I'm attempting to find a way for us to detect and shut down IPSEC tunneled interfaces fast for fast route recovery. I've configured 2 18.5.3 mr3 firewalls in eve-ng and built 4 tunnels between (2 WANs on each).
The IPSEC tunnels are RSA tunnel interface style, with IKEv2 modified for DPD with 10 second hellos and 25 second hold timer. I have the IKEv2 stated to disconnect on loss, which I would assume would happen in the 25-35 second timeframe - however, the tunnels take 160-180 seconds to drop after dropping the internet path from one of the 4 WAN interfaces.
Is this common - or am I hitting a bug in 18.5.3 mr3?
IPsec needs some time. But you can use SD-WAN Rules to do this in real time if you want.

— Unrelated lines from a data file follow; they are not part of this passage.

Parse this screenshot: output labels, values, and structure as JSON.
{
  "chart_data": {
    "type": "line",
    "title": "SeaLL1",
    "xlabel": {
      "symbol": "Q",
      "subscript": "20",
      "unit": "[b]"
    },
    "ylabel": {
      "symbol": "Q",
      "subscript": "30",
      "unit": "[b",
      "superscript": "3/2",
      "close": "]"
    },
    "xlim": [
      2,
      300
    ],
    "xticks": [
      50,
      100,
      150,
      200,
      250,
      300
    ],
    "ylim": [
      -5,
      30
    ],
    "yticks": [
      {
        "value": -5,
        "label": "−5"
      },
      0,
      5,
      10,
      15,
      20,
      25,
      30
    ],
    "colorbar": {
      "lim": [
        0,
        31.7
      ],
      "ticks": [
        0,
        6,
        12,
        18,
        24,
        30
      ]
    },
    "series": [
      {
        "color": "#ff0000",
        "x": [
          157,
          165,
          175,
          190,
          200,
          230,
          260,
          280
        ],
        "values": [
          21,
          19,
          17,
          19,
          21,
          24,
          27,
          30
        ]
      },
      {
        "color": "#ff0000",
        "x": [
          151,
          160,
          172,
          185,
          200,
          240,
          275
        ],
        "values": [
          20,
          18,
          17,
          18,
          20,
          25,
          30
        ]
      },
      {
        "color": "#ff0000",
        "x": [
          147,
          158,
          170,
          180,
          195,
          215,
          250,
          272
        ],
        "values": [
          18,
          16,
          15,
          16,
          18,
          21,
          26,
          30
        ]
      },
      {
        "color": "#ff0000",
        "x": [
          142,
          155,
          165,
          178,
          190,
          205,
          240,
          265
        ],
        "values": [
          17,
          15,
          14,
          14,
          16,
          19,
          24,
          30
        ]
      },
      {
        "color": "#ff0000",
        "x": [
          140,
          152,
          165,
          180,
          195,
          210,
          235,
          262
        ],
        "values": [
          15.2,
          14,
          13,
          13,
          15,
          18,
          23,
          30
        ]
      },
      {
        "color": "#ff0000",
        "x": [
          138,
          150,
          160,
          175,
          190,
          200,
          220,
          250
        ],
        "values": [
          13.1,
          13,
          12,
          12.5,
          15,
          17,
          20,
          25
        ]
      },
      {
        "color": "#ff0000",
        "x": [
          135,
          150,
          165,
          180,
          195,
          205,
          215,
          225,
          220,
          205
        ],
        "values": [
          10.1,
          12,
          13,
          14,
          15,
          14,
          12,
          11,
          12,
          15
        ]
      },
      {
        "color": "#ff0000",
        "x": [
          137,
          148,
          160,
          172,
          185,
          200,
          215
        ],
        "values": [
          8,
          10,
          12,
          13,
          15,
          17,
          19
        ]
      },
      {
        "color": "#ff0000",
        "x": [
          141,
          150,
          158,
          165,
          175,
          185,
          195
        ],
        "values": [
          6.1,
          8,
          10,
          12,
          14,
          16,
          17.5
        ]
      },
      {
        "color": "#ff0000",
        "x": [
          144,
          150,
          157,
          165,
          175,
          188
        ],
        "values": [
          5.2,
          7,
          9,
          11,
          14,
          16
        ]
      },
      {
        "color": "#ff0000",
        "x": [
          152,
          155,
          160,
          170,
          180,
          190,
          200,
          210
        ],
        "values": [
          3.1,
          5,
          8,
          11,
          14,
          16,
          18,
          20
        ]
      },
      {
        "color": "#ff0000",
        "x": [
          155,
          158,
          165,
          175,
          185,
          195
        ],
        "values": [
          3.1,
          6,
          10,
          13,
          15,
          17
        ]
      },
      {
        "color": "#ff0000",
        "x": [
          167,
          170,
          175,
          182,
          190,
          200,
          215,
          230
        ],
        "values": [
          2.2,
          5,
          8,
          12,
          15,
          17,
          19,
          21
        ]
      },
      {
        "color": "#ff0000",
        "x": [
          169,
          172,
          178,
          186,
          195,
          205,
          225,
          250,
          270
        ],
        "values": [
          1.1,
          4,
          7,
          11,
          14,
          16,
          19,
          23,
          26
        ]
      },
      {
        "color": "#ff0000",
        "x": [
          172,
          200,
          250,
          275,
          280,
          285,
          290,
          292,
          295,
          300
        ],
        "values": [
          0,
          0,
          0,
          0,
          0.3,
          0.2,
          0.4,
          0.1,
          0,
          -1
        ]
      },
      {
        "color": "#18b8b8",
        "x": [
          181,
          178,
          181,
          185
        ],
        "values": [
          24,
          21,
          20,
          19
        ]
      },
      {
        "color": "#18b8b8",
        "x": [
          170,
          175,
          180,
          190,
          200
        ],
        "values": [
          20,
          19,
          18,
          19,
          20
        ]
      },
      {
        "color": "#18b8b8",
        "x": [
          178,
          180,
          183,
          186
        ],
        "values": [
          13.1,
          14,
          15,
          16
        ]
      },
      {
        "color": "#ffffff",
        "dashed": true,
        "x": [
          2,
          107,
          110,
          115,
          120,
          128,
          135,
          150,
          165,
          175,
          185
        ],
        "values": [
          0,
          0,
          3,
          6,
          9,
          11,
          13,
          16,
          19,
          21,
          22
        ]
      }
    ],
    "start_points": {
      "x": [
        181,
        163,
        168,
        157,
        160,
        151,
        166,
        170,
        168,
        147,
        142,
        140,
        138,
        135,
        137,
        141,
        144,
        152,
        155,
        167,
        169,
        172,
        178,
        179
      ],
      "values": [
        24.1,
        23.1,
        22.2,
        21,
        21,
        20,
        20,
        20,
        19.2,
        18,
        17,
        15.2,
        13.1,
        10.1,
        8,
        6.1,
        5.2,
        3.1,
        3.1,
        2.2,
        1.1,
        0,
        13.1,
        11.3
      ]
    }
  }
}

I've set up SDWAN routes, and failover is definitely faster (<15 seconds when defaults are modified) - however, I'm seeing sessions stick on the IPSEC tunnel interfaces. For instance: I have 2 IPSEC tunnels on 2 separate paths, with SDWAN routes set up appropriately for failover. When failover occurs, new sessions / ICMP follow the new path. However if I had an SSH session running across tunnel 1 when the failover occurs, the Sophos appears to stick that connection to the tunnel interface of the failed route, causing a severe session hang. Additionally, the firewall never times out / denies that existing session, so it stays open on the initiating machine for quite a long time.
I'm looking for something more router-like to where the sessions don't stick to the interfaces, but follow the routing flows. This might not be available in the Sophos environment, but I'm curious to understand more.
Not as familiar with tunnels as I should be, but is there any DNAT-ish address translations going on (due to IPSEC, tunnels, or other) for the tunnels? That is, would your SSH server at the far end suddenly see your near-end machine's IP address change because of the failover? I'm not sure that sessions can do that. Of course, new sessions or sessionless (UDP, ICMP) connections don't care and just work.
I imagine that the tunnels could make your local machine have exactly the same IP address, in which case a failover should work in theory. But I don't know enough to say one way or the other. Just throwing it out there.
No NAT whatsoever. Pure LAN to VPN to LAN, any-any between both zones allow rule added just to eliminate any "firewalling" issues. No IP changes etc; it just appears that any existing tcp session is stuck egressing a tunnel that I'm not trying to route over in a failure scenario. *EDIT: This was confirmed with a packet capture on the virtual firewall in question; the packets attempted to egress vpn path xfrm1 when xfrm4 should have been the path after failover.